Iran-Israel tensions won’t spill over
Ibrahim was in the US this week when senior member of the Islamic Revolutionary Guards Corps (IRGC) Col. Hassan Sayyad Khodaei was shot and killed inside Iran.
Tehran has promised a response and has accused Israel of being behind the assassination.
Hezbollah, one of Iran’s most powerful proxies abroad, is looked at by some as potentially working to carry out or help with the response.
But Ibrahim said this was farfetched and that he didn’t believe there would be security repercussions inside Lebanon. “The conflict space is outside of Lebanon. Iran and Israel are carrying out operations against each other outside of Lebanon, and I don’t think they will spread to areas outside of where they are currently taking place.”
When asked if Tehran or Beirut decided not to involve Lebanon, he said it was “solely a Lebanese decision.”
Beirut blast
The shocking explosion that took place at the Port of Beirut on August 4, 2020, is still under investigation by the Lebanese courts.
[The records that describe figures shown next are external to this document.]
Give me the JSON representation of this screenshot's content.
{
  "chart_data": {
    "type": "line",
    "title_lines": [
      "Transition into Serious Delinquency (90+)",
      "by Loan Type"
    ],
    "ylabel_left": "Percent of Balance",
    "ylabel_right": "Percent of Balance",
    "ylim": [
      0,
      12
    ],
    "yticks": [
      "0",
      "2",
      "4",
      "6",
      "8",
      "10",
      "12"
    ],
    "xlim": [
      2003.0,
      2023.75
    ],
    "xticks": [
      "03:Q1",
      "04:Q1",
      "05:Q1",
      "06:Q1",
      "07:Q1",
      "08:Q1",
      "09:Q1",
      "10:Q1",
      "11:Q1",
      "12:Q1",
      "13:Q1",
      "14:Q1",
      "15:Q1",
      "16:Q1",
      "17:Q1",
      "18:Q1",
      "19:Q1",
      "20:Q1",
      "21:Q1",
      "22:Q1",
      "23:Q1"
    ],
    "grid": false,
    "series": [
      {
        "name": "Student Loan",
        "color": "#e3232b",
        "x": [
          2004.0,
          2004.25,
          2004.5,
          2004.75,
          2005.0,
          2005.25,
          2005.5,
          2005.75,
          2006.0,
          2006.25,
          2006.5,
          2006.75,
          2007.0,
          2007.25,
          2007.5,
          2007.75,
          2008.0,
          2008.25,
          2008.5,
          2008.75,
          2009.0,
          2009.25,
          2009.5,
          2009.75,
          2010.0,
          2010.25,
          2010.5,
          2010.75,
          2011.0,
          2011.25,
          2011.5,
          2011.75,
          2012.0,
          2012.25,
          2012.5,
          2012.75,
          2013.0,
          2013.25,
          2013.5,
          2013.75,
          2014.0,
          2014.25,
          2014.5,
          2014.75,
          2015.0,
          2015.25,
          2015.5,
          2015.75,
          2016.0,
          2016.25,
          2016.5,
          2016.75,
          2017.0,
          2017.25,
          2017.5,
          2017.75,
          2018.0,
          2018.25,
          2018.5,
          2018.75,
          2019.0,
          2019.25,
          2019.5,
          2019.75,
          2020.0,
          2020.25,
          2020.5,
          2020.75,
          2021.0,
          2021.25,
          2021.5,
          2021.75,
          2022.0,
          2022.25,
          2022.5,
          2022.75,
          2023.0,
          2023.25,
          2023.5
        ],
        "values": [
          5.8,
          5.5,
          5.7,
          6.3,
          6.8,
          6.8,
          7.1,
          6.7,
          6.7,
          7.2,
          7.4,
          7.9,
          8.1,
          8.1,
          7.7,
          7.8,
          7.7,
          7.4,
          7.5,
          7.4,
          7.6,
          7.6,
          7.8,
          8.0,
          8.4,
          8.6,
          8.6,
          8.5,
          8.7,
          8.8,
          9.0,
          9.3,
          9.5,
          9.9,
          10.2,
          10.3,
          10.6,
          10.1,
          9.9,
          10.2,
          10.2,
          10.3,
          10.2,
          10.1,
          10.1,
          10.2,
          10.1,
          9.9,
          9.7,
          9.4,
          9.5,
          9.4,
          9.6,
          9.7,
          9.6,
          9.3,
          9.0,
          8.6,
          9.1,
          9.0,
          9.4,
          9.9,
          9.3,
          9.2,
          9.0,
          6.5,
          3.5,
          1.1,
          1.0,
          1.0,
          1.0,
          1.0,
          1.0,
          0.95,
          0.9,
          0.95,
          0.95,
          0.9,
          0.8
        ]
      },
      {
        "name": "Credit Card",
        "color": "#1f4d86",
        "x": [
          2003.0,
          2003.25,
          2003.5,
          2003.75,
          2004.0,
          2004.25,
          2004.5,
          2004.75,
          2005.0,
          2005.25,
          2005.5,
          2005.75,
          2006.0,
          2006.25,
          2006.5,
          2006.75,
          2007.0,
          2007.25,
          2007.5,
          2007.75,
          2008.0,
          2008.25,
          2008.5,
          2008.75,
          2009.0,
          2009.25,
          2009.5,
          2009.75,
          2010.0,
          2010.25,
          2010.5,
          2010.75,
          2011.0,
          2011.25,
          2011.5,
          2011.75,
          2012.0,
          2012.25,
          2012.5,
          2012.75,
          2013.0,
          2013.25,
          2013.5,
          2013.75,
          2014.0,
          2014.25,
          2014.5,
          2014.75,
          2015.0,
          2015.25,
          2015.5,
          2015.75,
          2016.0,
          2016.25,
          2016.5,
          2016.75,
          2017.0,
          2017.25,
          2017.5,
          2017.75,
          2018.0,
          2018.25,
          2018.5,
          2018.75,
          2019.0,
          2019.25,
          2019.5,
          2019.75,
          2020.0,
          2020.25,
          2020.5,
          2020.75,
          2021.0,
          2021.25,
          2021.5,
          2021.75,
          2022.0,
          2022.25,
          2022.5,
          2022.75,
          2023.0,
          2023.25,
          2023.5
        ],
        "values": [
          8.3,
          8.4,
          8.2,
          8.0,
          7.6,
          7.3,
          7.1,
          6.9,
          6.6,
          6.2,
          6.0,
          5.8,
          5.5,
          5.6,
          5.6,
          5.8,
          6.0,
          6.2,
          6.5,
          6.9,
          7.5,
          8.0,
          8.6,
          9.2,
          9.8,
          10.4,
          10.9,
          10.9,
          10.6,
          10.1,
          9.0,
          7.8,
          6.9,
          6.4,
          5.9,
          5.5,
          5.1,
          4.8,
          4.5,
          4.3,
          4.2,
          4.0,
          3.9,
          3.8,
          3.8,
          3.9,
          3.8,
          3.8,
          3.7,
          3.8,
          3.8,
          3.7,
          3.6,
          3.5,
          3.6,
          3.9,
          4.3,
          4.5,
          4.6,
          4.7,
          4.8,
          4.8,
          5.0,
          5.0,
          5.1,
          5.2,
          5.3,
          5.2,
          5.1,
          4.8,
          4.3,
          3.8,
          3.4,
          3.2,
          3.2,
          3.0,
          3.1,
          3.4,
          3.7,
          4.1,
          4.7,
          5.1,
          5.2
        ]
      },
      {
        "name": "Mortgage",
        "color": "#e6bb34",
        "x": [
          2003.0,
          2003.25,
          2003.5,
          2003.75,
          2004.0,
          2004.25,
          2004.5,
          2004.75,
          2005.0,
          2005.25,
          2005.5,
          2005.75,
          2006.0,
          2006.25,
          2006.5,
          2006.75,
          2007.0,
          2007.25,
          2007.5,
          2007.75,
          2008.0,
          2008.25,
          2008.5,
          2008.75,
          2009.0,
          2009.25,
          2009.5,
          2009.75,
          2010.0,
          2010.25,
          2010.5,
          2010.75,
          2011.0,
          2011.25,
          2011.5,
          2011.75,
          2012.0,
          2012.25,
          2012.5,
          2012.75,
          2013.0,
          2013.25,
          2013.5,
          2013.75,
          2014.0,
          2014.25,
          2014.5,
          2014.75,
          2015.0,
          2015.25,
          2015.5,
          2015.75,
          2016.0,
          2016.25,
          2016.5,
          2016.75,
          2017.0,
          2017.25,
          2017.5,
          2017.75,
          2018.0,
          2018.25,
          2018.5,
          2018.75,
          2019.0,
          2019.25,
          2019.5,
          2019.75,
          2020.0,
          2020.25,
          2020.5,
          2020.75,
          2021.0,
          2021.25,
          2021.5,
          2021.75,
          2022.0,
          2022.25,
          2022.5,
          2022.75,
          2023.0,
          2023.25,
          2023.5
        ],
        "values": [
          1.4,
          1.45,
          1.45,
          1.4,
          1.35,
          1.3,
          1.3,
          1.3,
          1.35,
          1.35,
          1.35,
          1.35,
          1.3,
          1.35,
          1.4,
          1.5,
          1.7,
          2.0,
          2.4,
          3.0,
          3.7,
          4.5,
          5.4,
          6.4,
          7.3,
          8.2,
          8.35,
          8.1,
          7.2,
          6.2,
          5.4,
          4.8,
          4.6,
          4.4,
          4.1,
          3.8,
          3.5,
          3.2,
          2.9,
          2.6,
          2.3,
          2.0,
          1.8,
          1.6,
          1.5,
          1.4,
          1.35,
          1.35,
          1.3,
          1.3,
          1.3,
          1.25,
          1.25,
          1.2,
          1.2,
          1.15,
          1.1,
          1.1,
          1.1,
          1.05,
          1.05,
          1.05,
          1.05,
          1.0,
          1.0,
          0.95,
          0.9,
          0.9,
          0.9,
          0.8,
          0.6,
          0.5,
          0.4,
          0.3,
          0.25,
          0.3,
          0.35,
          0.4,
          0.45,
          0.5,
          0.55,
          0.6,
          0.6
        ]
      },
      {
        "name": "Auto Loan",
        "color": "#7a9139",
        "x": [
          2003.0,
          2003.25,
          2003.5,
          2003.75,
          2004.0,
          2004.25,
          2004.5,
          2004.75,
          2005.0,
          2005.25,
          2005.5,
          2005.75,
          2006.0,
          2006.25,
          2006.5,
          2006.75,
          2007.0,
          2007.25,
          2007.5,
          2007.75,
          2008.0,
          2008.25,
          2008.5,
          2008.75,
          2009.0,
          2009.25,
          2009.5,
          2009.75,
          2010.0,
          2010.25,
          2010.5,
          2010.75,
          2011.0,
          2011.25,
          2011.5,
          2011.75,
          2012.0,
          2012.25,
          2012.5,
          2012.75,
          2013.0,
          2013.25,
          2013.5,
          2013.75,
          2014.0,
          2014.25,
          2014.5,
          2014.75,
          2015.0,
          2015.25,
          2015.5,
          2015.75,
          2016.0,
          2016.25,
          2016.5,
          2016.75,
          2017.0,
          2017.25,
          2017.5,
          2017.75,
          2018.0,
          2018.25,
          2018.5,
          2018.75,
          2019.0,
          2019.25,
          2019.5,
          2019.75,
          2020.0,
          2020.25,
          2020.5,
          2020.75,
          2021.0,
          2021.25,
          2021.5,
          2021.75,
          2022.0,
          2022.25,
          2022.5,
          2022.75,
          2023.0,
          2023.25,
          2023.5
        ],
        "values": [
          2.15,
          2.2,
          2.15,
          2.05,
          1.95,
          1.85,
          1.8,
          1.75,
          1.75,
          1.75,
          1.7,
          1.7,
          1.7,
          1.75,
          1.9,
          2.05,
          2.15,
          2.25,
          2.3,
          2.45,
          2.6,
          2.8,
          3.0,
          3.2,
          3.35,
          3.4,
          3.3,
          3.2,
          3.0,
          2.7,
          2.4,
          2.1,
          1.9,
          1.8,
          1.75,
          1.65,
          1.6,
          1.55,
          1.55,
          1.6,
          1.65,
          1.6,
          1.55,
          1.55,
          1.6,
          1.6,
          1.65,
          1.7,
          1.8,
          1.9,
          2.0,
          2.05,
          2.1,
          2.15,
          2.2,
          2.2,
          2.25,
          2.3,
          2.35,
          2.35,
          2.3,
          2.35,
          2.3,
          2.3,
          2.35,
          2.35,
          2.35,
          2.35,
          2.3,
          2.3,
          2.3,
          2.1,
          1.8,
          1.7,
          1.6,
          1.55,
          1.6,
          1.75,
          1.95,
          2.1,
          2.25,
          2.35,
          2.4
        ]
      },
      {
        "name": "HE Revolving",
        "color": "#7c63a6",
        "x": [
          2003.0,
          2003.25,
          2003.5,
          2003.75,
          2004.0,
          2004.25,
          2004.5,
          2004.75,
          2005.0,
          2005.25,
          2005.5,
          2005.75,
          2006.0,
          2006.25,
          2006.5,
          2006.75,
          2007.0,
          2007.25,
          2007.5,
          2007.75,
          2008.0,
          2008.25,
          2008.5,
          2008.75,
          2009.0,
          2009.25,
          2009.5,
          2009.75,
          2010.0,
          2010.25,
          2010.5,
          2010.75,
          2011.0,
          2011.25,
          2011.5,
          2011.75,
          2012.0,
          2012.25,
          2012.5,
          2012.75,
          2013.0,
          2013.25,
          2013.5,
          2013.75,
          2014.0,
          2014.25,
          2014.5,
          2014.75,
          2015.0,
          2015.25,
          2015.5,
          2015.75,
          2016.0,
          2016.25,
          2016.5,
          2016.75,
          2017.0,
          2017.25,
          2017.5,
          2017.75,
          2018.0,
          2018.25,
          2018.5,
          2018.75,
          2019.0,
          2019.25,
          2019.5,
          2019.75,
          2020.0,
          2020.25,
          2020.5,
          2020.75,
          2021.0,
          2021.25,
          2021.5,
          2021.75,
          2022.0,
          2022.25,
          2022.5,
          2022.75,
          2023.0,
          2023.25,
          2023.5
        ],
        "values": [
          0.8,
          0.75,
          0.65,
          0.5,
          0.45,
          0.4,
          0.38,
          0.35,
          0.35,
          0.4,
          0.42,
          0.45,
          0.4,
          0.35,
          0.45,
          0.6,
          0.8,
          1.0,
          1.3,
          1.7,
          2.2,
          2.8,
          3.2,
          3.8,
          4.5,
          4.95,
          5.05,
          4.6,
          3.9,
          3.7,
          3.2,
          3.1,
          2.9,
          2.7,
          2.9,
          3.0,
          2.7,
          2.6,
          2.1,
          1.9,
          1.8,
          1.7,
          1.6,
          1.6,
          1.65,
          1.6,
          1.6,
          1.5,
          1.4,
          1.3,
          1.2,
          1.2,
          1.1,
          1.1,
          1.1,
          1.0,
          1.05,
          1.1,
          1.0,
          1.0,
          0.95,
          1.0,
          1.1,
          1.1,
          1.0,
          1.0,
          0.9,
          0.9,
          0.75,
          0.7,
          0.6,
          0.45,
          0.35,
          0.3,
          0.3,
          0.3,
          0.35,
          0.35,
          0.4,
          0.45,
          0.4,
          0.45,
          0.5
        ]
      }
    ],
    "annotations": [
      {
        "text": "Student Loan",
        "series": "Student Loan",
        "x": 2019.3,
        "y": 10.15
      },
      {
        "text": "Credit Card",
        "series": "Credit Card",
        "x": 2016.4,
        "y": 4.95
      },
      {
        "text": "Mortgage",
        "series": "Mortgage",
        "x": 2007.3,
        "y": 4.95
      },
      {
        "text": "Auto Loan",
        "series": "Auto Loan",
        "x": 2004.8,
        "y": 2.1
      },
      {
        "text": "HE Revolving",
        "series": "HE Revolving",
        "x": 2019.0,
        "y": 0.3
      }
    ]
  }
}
The Federal Bureau of Investigation has not released a full version of its findings and Ibrahim referred questions on why to Washington.
But he later said the Lebanese authorities had the report and that it was up to them to release it. “I am positive it will be released at the right time,” he said.
Political bickering and interference have stymied multiple judges from completing their investigations, including the refusal of several lawmakers and prime ministers to testify.
“Everything gets politicized in Lebanon. So don’t be surprised that [the investigations] have taken a political turn,” he said.
Lebanese-Israeli maritime border
Besides his work as a mediator and intel chief, Ibrahim has been dispatched as an envoy to represent Lebanese officials in different capitals.
Among the political missions he’s also worked on is the Lebanese-Israeli maritime border dispute, which multiple US administrations have tried to help with.
The State Department’s Senior Advisor for Energy Security, Amos Hochstein, took the lead in mediating efforts under the Biden administration.
During his last trip to Beirut, he reportedly submitted written questions to the Lebanese government.
Hochstein’s last trip with stops in Lebanon and Israel came in February. Lebanon has yet to respond, and the US diplomat warned that he wanted to help but would not have an open-ended timeline to try to help resolve the yearslong dispute.
According to Ibrahim, the Lebanese elections and their preparations delayed the response to Hochstein.
Nevertheless, Beirut is set to submit a formal letter to Washington soon. “I confirm that Lebanon will respond soon, via a written response, in the same manner in which it received the questions from the US. We are working on this file, and the response is almost complete,” Ibrahim told Al Arabiya.